Russell Simmons praised the Republican party in general, and Maryland Governor Robert L. Ehrlich Jr. in particular, for reforming drug laws and supporting Maryland's historic black universities.
The hip-hop mogul applauded Ehrlich's steering of nonviolent offenders into treatment instead of prison, and says the Republican party's urban initiatives and criminal-justice reforms are raising the Republican Party's profile among black voters nationwide.
"He raised the whole party up," Simmons said of the governor, before saying "He makes every Republican open for discussion" among black voters.

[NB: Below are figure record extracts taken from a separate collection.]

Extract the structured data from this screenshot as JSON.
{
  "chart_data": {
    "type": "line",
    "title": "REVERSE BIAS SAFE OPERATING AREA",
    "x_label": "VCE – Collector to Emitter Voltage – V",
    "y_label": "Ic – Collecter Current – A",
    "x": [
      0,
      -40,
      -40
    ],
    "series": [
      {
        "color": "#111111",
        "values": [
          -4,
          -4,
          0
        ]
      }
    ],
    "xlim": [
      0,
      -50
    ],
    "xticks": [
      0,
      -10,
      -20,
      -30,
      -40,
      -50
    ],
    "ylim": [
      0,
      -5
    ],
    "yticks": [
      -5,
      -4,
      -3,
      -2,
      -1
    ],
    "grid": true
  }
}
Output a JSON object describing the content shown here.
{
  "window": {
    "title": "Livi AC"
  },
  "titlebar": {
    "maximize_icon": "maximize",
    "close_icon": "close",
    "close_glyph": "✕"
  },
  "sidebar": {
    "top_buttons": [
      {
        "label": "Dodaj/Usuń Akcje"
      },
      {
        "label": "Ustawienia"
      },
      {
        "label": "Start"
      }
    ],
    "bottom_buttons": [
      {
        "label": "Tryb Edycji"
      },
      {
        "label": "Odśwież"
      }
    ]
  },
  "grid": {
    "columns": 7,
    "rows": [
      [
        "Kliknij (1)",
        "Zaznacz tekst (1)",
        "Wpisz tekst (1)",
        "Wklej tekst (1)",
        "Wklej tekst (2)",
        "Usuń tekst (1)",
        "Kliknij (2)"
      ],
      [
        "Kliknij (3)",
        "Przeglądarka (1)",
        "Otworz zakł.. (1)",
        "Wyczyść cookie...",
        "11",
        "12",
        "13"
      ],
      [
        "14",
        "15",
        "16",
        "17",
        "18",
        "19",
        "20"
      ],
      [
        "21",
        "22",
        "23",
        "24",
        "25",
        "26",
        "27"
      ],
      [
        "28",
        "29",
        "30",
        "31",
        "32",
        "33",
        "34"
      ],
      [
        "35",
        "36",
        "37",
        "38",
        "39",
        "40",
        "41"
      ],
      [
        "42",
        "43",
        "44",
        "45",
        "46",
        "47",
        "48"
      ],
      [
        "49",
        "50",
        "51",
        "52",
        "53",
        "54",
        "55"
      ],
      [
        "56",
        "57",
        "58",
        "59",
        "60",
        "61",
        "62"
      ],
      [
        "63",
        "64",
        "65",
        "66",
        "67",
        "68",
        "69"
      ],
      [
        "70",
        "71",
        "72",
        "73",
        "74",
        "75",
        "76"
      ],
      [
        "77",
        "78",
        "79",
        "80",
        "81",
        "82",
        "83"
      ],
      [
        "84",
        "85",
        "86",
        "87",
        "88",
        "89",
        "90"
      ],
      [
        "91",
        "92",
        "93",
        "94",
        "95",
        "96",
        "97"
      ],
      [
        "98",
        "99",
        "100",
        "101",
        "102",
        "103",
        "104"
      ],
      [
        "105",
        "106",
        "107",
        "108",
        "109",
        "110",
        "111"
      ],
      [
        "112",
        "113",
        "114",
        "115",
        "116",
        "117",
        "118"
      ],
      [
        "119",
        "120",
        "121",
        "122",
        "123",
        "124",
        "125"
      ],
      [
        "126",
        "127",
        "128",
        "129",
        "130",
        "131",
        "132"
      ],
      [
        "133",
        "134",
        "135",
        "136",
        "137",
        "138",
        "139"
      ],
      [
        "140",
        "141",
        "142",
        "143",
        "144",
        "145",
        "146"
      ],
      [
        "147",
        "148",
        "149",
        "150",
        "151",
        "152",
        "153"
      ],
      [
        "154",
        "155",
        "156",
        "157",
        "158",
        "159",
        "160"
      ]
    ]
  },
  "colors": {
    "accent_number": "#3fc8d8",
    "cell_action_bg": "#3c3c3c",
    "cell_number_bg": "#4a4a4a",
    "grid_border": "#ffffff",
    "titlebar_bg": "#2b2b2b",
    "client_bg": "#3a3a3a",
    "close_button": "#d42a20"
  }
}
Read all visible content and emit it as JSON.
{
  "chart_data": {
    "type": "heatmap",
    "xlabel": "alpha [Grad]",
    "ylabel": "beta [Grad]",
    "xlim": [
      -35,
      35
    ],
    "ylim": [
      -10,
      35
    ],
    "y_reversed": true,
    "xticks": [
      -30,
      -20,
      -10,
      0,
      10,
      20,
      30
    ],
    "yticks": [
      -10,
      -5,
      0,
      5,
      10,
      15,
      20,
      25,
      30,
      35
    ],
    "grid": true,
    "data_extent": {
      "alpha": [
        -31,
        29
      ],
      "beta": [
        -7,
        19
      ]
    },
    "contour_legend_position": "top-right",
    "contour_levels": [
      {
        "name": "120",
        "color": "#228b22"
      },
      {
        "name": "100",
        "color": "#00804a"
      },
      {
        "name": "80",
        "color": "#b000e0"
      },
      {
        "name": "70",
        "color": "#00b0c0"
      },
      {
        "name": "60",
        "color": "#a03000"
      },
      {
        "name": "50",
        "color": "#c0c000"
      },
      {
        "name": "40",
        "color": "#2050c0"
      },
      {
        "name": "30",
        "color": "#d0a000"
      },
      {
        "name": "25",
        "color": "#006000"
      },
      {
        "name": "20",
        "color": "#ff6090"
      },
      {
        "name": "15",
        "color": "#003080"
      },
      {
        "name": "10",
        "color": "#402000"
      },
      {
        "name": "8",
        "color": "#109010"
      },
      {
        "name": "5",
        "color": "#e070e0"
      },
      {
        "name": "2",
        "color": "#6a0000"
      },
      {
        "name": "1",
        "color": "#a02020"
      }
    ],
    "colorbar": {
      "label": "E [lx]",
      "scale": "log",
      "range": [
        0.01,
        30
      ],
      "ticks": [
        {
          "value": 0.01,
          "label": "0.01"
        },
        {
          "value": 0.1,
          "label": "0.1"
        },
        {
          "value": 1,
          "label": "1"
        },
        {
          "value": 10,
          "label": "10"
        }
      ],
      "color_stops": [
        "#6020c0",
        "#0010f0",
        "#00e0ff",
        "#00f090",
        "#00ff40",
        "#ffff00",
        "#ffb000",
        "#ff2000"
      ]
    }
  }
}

Mr. Simmons gave props to a list of other Republican leaders — including New York Gov. George E. Pataki and California Gov. Arnold Schwarzenegger — who are winning over black voters.
Simmons, who has been highly involved in politics with his Hip-hop Action Summits, also predicted Mr. Ehrlich will improve on the 15 percent of the black vote he won in 2002.

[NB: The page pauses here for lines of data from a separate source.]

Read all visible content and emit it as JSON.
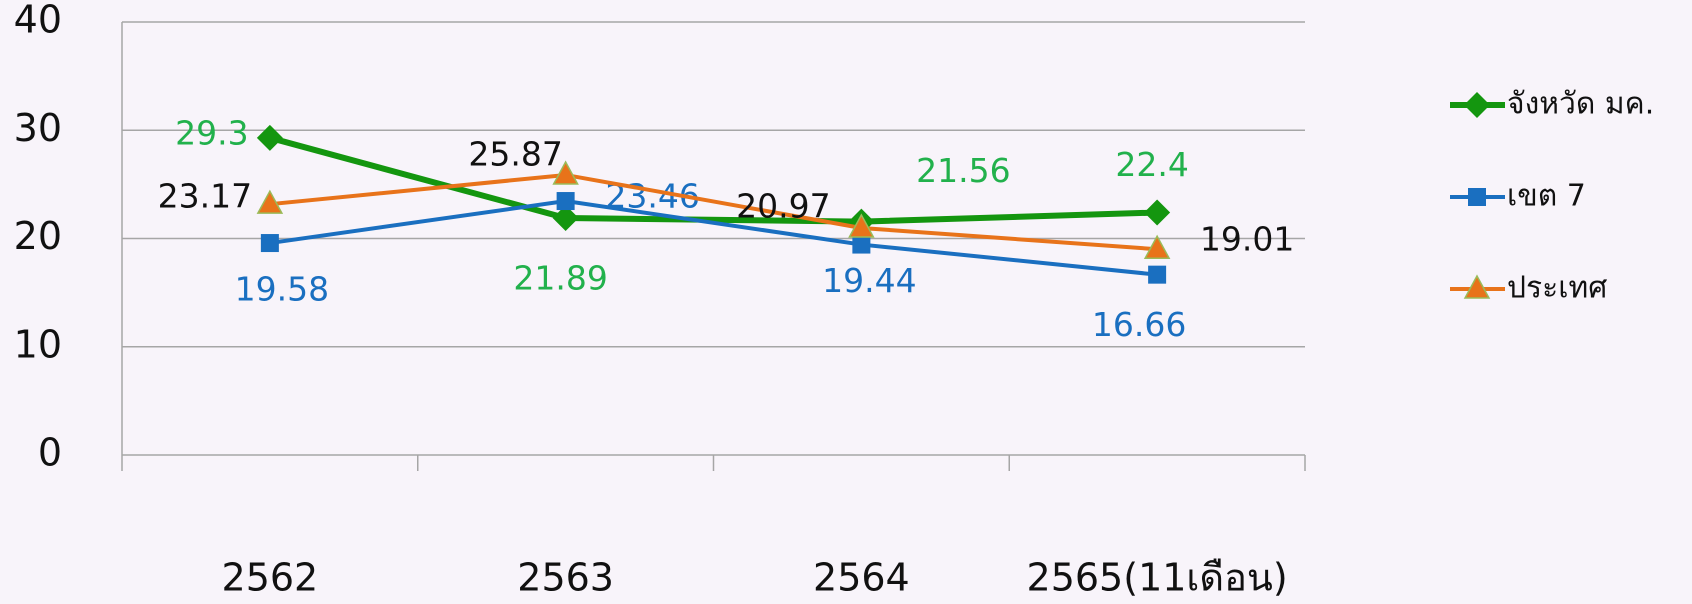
{
  "chart_data": {
    "type": "line",
    "categories": [
      "2562",
      "2563",
      "2564",
      "2565(11เดือน)"
    ],
    "series": [
      {
        "name": "จังหวัด มค.",
        "color": "#14960f",
        "label_color": "#22b14c",
        "marker": "diamond",
        "values": [
          29.3,
          21.89,
          21.56,
          22.4
        ]
      },
      {
        "name": "เขต 7",
        "color": "#1a6fc0",
        "label_color": "#1a6fc0",
        "marker": "square",
        "values": [
          19.58,
          23.46,
          19.44,
          16.66
        ]
      },
      {
        "name": "ประเทศ",
        "color": "#e8731a",
        "label_color": "#111111",
        "marker": "triangle",
        "values": [
          23.17,
          25.87,
          20.97,
          19.01
        ]
      }
    ],
    "ylim": [
      0,
      40
    ],
    "yticks": [
      0,
      10,
      20,
      30,
      40
    ],
    "grid": true,
    "legend": "right"
  }
}
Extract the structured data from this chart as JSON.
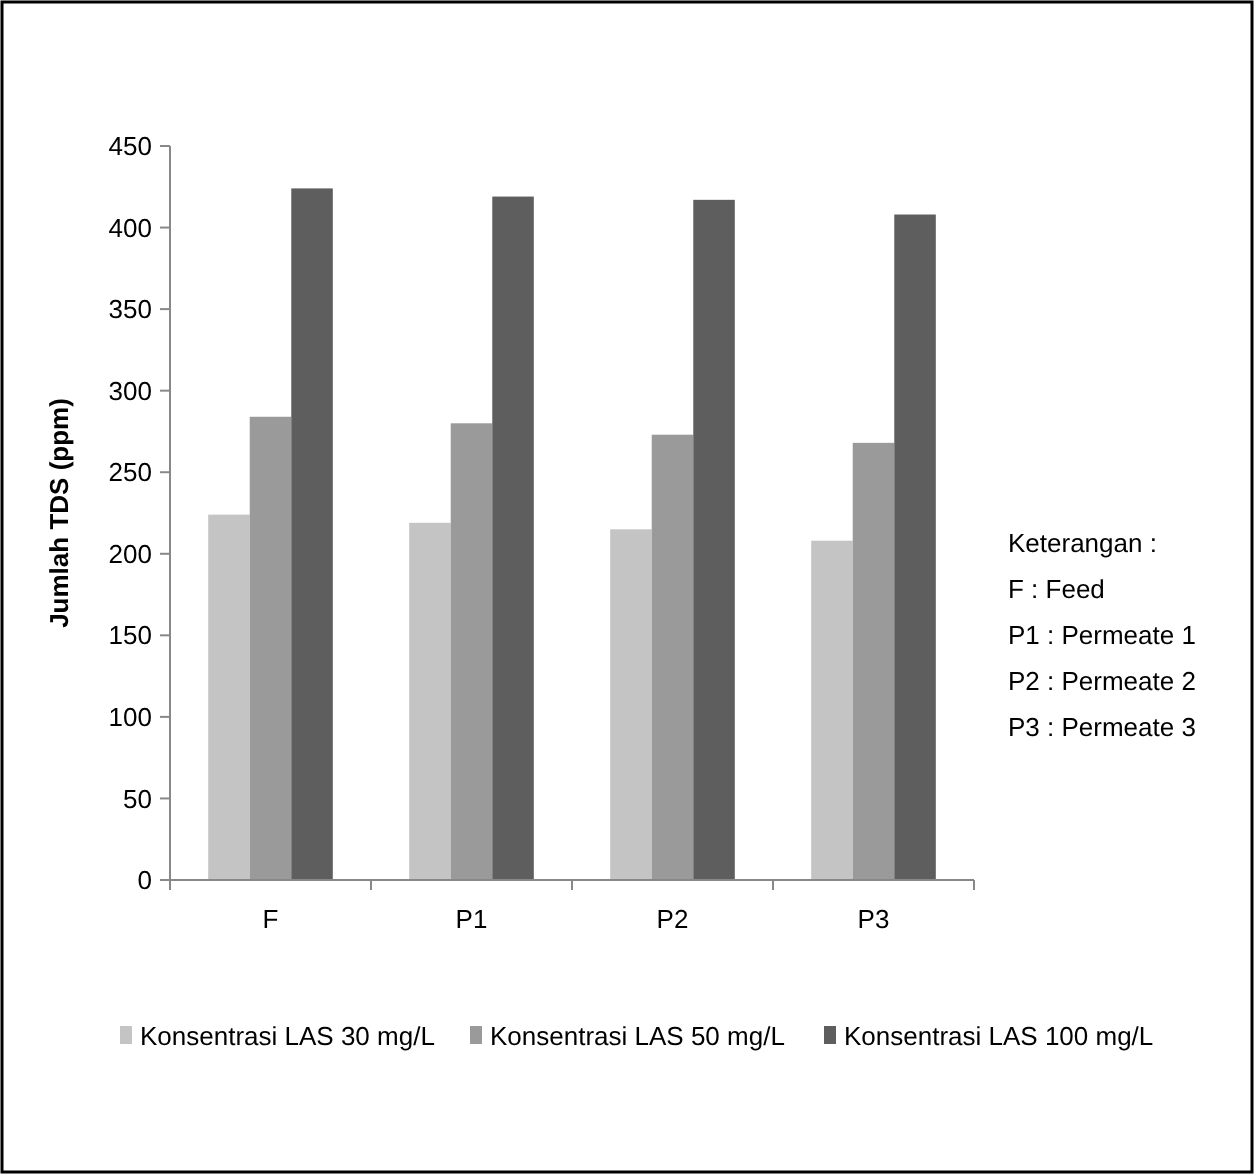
{
  "chart_data": {
    "type": "bar",
    "ylabel": "Jumlah TDS (ppm)",
    "categories": [
      "F",
      "P1",
      "P2",
      "P3"
    ],
    "series": [
      {
        "name": "Konsentrasi LAS 30 mg/L",
        "color": "#c4c4c4",
        "values": [
          224,
          219,
          215,
          208
        ]
      },
      {
        "name": "Konsentrasi LAS 50 mg/L",
        "color": "#9a9a9a",
        "values": [
          284,
          280,
          273,
          268
        ]
      },
      {
        "name": "Konsentrasi LAS 100 mg/L",
        "color": "#5e5e5e",
        "values": [
          424,
          419,
          417,
          408
        ]
      }
    ],
    "ylim": [
      0,
      450
    ],
    "yticks": [
      0,
      50,
      100,
      150,
      200,
      250,
      300,
      350,
      400,
      450
    ],
    "grid": false,
    "legend": "bottom",
    "annotations": [
      "Keterangan :",
      "F : Feed",
      "P1 : Permeate 1",
      "P2 : Permeate 2",
      "P3 : Permeate 3"
    ]
  }
}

"I'm sure he will get a greater percentage [of the black vote] next time around — chip away at the rock," Mr. Simmons said. "Good deeds don't go unnoticed."
Ironically, Simmons campaigned in 2002 for Mr. Ehrlich's Democratic rival, Kathleen Kennedy Townsend. Since being won over by the governor, Simmons credits his criminal-justice reforms with "inspiring" the successful effort led by Simmons' coalition to repeal New York's strict 1973 Rockefeller drug laws.

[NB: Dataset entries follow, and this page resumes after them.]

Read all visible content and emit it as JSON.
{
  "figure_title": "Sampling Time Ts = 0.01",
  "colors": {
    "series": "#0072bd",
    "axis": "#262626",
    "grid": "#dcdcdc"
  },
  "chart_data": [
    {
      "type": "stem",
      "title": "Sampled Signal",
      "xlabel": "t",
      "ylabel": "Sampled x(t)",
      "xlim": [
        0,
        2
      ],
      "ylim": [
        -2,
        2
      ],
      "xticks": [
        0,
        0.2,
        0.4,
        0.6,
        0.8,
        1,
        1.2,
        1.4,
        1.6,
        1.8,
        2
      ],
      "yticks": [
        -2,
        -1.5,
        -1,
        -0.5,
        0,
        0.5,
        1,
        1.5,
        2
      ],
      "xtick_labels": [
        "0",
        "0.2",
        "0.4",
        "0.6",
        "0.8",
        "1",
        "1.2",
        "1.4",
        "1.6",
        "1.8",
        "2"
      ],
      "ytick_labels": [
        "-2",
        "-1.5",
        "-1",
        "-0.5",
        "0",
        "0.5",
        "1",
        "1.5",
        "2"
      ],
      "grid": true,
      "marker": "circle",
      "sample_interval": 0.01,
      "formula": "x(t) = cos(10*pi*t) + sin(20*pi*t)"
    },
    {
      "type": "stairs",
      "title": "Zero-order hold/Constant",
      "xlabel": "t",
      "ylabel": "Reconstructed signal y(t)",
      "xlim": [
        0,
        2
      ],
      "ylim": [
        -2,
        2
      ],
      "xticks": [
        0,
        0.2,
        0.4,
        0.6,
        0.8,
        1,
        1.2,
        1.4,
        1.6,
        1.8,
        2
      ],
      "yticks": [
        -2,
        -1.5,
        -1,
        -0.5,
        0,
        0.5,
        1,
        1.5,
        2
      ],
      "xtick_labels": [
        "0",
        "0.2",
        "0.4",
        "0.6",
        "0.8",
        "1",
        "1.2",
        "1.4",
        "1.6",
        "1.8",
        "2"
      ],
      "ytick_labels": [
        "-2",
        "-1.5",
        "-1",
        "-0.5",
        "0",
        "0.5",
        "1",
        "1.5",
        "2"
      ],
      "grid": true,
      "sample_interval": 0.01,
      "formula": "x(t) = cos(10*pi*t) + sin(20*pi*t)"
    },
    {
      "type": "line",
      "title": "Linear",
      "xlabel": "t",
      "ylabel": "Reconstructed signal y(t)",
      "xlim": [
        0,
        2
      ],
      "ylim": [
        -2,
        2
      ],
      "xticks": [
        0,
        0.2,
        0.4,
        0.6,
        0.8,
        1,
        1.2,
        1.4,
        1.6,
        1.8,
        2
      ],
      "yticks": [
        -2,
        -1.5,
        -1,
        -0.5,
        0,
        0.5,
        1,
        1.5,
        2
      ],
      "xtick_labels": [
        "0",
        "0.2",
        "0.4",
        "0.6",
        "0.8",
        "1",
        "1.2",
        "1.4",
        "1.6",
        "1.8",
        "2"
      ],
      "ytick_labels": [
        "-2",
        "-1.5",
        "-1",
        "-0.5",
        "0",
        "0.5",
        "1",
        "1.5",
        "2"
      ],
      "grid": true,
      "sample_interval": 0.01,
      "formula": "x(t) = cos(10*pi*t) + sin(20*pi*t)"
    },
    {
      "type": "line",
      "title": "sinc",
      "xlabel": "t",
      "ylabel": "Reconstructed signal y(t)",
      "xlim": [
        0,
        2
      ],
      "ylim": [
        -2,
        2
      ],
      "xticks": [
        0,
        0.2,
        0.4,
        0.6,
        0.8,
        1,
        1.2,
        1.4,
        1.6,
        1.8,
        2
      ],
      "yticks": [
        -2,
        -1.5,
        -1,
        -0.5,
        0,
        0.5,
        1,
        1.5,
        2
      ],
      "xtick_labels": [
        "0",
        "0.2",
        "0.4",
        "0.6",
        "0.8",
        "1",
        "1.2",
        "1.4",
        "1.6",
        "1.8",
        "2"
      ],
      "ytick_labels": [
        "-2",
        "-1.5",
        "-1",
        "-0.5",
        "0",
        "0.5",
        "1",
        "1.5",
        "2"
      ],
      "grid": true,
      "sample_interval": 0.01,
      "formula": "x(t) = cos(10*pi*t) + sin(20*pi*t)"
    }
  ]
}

"I don't know if we could have done what we did in New York if we hadn't seen Maryland move first," he said.
"Many blacks are very conservative," he continued. "The race issue [has] become less important in this country. It is about economic opportunities. It's about who will be compassionate and giving when it comes to people who need a helping hand."
Baltimore political activist Doni Glover agreed that Mr. Ehrlich has deepened his appeal to urban voters. He cited the governor's justice reforms, focus on minority businesses, and increased spending on Maryland's historic black universities, Morgan State and Coppin State.
"He is doing some things that people are surprised by," said Mr. Glover, who publishes BmoreNews.com, a Black Internet news site for the Washington-Baltimore area. "Coppin State has been underfunded for years. ... You look at Coppin's campus now and there is a lot of construction going on."